X. Marmontel s'exprime ainsi : « Cet ouvrage excellent, l'Art poétique français, fait tout ce qu'on peut attendre d'un poème: il donne une idée précise et lumineuse de tous les genres..... Il définit les divers genres de poésie, à commencer par les petits poèmes; et la plupart de ces définitions sont elles-mêmes des modèles du style, du ton, du coloris qui conviennent à leur objet... Aristote et Horace avaient vu l'art dans la nature; Despréaux me semble ne l'avoir vu que dans l'art même, et ne s'être appli

qué qu'à bien dire ce que l'on savait avant lui: mais il l'a dit le mieux possible, et à ce mérite se joint celui de l'avoir appris à un siècle qui l'ignorait; je parle de la multitude. Quand le goût du public a été formé, la plupart des leçons de Despréaux nous ont dû paraître inutiles; mais c'est grâce à lui-même et à l'attrait qu'il leur a donné que ses idées sont aujourd'hui communes; elles ne: l'étaient pas de son temps... Si le goût de la nation s'est perfectionné, peut-être en est-elle redevable en partie au bon esprit de Despréaux : son Art poétique est depuis un siècle dans les mains des enfans; et pour des raisons que je ne dis pas, il est plus nécessaire que jamais à la génération nouvelle. » — Encyclop., mot poétique (Fontenai, au même mot, copie une grande partie de l'article de Marmontel).

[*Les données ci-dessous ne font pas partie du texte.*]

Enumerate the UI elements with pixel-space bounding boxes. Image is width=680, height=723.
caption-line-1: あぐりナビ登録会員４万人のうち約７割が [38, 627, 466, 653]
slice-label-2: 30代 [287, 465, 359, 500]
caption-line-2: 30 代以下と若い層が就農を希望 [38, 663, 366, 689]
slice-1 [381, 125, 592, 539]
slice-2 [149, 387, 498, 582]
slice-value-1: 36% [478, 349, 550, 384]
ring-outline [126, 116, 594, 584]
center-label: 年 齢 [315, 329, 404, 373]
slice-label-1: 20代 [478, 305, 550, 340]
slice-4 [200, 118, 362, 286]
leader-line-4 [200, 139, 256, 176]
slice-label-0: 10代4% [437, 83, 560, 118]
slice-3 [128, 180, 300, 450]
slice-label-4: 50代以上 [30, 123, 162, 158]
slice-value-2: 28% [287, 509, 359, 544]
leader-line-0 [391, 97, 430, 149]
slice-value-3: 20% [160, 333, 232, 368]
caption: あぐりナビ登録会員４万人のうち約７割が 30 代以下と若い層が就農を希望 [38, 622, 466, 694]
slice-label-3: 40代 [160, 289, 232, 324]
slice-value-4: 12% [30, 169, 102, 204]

Ces éloges sont d'autant plus remarquables qu'ils semblent être pour ainsi dire arrachés à Marmontel malgré lui, car il les restreint autant qu'il peut, et cela sans s'apercevoir qu'il se contredit dans ses restrictions. Après avoir dit en effet que c'est à la multitude que Boileau a appris les règles de l'art, il ajoute qu'elles n'étaient pas communes de son temps, et il cite pour preuves plusieurs jugemens erronés de Sarrazin, de Segrais et de SaintEvremond. Or, pouvait-il ranger, dans ce qu'il nomme la multitude, des écrivains, alors au premier rang, et dont le dernier passait, ainsi que Marmontel en convient, pour l'arbitre du goût...? Au reste, nous croyons avoir établi (tome I, Essai, n° 63 à 71) que le goût des littérateurs du temps n'était pas moins mauvais que celui de la multitude.